De quoi lire tout en étant bien accompagné.
Si le nom de Steve de Jarnatt ne vous évoque rien, c'est bien normal. En soi c'est un tort mais je ne vais pas jeter la prochaine pierre sachant que j'ignorais son existence vingt-quatre heures avant le visionnage du film. En 1988, De Jarnatt accouche après un travail de longue haleine de son Everest, Miracle Mile (Appel d'Urgence en français), une bombe cinématographique qui, bien que boudée à sa sortie, est aujourd'hui une perle bien rondelette. Miracle Mile fut son dernier film, à notre grand regret. Plus tard, notre Réal s'engouffrera dans l'univers des séries en s'occupant d'épisodes d'Urgence, de X-files et même de Lizzie McGuire, c'est dire l'éclectisme du bonhomme.
Miracle Mile fut projeté en salle obscure dans son format 35 mm d'origine, le tout dans le cadre de la seconde édition de Panic X Chroma, le mercredi 9 novembre et...bon sang, quel pied ! Tu te pointes au cinéma en te disant que tu allais voir une curiosité filmique comme il en existe beaucoup, t'es pas déçu du voyage, crois moi. T'en ressors avec un étrange sentiment ; tu viens de te prendre une méchante claque dans la gueule tout en demeurant frustré de ne pas pouvoir réitérer cette expérience avec une autre œuvre du trublion De Jarnatt. Sérieusement, j'en ai eu la tremblote tant le potentiel est ahurissant.
Mais je m'égare, le film t'es encore inconnu et je t'en parle sans t'expliquer de quoi il retourne, mauvaise habitude tu me perdras. Harry (le doc Mark Greene dans Urgence) est un gars ordinaire. Il se sent seul dans sa vie le Harry, rien n'a l'air de se passer sans soucis, particulièrement en amour. Un jour à son boulot au musée d'histoire naturelle de Los Angeles, il fait la rencontre de Julie, une rousse qu'il trouve fort à son goût. Une histoire nait par là et pas n'importe laquelle. Ils ont rendez-vous la nuit, après son travail comme serveuse, il ne vient pas, le réveil n'a pas sonné. Avec trois heures de retard, Harry se pointe tout de même pour ne plus y trouver sa belle. Dépité, il s'installe au comptoir et avale un morceau.
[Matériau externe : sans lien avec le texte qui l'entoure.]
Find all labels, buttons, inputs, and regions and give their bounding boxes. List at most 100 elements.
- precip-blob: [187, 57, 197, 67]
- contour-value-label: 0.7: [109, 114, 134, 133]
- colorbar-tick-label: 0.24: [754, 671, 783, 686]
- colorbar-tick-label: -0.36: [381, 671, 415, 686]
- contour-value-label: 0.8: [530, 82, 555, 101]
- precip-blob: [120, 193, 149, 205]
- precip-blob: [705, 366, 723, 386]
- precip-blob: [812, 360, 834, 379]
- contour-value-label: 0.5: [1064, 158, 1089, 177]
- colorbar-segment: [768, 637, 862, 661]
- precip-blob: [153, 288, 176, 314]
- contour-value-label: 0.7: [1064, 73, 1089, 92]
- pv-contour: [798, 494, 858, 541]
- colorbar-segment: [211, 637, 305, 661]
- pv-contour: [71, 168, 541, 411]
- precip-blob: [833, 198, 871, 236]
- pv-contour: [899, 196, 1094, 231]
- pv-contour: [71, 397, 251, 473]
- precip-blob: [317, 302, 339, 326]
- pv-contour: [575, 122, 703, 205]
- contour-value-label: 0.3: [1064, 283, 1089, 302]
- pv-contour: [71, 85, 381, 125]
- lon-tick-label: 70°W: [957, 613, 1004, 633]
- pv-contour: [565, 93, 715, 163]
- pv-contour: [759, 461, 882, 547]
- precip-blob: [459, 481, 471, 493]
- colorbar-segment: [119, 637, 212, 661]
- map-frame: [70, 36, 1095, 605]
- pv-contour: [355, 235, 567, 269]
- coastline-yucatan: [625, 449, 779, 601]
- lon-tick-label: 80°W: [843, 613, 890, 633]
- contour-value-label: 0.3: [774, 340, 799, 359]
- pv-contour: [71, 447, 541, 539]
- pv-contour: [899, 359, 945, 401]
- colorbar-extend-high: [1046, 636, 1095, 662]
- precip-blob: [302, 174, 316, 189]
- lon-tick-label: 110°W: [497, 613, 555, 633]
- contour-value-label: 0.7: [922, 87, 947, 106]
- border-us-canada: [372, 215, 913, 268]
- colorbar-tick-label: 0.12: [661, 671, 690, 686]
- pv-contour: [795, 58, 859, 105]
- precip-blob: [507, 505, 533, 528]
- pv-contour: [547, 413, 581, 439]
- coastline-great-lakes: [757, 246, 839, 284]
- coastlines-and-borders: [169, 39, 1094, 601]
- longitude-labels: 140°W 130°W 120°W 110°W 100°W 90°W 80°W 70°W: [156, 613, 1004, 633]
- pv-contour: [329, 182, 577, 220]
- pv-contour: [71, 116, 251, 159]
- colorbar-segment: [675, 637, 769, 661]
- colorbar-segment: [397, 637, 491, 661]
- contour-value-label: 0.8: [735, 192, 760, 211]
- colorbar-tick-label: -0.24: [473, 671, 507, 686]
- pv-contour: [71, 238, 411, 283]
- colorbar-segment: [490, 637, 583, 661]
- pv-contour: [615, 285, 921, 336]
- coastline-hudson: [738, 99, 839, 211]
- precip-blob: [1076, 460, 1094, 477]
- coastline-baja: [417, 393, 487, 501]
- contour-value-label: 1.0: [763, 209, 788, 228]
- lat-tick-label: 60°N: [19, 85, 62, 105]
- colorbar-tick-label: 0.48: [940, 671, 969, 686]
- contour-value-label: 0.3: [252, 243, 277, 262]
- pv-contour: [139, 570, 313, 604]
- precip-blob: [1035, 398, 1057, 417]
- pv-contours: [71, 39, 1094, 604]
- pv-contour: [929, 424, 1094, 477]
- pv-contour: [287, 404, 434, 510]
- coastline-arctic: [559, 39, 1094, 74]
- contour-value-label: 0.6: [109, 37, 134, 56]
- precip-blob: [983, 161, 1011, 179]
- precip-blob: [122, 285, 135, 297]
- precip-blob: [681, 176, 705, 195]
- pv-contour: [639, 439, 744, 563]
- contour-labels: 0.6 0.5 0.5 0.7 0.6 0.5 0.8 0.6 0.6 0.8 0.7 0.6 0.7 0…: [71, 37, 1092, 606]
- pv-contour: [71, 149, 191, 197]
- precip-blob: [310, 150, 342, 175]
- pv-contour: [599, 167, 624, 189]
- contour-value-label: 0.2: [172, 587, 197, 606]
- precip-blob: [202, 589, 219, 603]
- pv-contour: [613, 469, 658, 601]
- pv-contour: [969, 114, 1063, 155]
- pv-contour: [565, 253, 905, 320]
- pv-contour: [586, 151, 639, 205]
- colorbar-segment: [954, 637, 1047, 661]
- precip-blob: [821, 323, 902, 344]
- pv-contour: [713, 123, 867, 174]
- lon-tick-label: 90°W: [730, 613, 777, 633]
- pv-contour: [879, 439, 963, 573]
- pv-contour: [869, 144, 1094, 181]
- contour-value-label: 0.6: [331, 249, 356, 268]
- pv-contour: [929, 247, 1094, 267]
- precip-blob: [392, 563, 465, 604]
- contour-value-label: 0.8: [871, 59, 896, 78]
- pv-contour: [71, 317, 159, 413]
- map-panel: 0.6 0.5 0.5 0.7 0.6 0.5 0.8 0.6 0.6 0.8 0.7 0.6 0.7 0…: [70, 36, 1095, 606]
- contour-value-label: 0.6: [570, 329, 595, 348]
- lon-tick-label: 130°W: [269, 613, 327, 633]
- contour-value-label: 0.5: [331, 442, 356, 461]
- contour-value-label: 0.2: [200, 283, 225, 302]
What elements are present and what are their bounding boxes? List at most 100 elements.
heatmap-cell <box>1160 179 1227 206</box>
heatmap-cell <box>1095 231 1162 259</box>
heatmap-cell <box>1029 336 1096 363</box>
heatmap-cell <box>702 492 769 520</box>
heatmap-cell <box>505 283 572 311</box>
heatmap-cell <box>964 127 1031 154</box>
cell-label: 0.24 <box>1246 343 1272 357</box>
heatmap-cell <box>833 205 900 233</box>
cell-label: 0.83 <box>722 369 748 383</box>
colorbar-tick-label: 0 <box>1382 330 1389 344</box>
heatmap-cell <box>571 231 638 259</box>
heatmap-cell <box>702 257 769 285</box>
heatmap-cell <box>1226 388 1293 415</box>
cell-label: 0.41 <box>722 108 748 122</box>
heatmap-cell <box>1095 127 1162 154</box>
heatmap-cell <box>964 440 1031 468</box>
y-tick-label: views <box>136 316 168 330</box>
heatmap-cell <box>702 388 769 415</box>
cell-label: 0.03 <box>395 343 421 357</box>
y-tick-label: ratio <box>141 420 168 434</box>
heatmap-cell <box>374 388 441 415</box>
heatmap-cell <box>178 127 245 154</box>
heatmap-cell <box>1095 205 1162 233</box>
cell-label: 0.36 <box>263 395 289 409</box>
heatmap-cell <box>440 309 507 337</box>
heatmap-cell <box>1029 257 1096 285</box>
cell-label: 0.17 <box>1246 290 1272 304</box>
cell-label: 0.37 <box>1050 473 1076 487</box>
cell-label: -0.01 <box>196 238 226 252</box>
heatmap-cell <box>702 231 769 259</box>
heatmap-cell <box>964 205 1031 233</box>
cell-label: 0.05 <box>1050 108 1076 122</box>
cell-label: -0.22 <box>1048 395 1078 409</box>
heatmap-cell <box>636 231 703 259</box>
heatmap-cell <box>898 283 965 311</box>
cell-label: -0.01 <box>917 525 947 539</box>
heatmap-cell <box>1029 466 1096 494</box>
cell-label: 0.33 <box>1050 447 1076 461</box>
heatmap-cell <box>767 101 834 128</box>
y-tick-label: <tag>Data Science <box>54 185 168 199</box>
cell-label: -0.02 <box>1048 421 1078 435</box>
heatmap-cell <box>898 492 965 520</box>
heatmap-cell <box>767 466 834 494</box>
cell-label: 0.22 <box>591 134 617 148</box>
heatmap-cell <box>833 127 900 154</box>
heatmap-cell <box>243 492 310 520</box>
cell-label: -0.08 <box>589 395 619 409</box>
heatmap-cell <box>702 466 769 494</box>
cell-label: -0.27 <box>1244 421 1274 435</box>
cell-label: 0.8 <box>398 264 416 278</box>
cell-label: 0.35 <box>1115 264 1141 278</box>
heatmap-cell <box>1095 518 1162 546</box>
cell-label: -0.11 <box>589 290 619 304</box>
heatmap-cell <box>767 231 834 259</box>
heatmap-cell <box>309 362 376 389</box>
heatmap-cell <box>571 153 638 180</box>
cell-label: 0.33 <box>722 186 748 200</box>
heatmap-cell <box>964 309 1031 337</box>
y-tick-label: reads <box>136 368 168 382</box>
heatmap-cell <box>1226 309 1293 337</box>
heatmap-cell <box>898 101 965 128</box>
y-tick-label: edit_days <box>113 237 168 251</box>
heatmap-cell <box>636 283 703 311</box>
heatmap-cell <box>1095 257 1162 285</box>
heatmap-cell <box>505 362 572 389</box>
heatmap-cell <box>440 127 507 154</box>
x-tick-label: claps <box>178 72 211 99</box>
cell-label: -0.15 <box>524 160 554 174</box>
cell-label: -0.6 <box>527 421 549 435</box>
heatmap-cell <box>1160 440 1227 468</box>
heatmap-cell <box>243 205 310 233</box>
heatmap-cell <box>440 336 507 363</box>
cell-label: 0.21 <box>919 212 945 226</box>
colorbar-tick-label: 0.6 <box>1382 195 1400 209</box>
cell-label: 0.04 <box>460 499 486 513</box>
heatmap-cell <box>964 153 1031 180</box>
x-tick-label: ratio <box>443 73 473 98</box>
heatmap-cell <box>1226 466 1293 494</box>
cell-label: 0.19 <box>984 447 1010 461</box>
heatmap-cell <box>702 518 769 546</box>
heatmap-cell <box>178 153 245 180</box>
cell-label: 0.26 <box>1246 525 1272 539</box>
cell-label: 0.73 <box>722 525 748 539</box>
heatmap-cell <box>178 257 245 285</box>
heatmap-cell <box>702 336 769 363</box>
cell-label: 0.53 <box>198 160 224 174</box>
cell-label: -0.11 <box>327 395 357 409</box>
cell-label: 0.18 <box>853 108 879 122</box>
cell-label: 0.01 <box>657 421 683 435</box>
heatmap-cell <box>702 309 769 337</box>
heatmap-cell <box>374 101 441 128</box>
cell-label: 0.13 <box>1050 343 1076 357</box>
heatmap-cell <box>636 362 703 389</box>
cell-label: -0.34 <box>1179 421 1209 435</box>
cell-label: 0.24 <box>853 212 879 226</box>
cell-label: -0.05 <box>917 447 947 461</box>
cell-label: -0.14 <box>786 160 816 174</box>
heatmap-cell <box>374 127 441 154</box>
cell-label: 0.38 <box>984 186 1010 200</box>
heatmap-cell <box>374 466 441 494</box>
Dehors, la cabine téléphonique hurle, quelqu'un appelle dans le vide, semble-t-il. Harry décroche sans mot dire, se fait agresser d'une voix empressée qui pense parler à son paternel. La voix lui parvient d'un complexe nucléaire du Dakota du Nord où des missiles s'apprêtent à être lancé sur Los Angeles. Croyant d'abord à une mauvaise plaisanterie, notre gars n'y accorde pas un crédit. Des coups de feu retentissent, une seconde voix lui ordonne d'oublier tout ça. Il raccroche et retourne se poser devant son assiette. Harry ne sait plus quoi penser, bientôt il se sent obligé de partager sa confusion au reste des clients. S'en suivra une course effrénée pour retrouver sa douce et rapidement mettre les voiles...
Pour la petite précision, Miracle Mile est un quartier de Los Angeles à la croisée de tous les chemins. Tous les milieux s'y croisent, toutes les manières de réagir à une future apocalypse s'y retrouvent. Alors que la rumeur d'une guerre nucléaire se nourrit du bouche à oreille, c'est le chaos qui va régner en maître sur la cité des anges.
Là où le film est vraiment prenant c'est par cette rencontre avec des rôles secondaires (excellents au passage) dans une ville en proie à un certain déni puis à la confusion. Harry court sans cesse d'une histoire à une autre tout en cherchant à régler la sienne, c'en établit une grande richesse. On passe entre eux et avec eux par des émotions diverses ; on rit de l'absurdité, on rit d'une violence dédramatisée par la maladresse des protagonistes, on craint la mort des uns, on angoisse de la tournure que prendra cette histoire sans jamais être convaincu que notre espoir se verra contenté. L'Incertitude nous tient en haleine jusqu'à ce que la fin nous délivre et qu'on doive vivre avec. Loin de moi l'idée d'en révéler davantage, il faut le voir (pour y croire).
Un film apocalyptique qui ne paie pas de mine pour son budget très réduit, un ressenti magique qui te transperce le cœur, tantôt l'attendrie.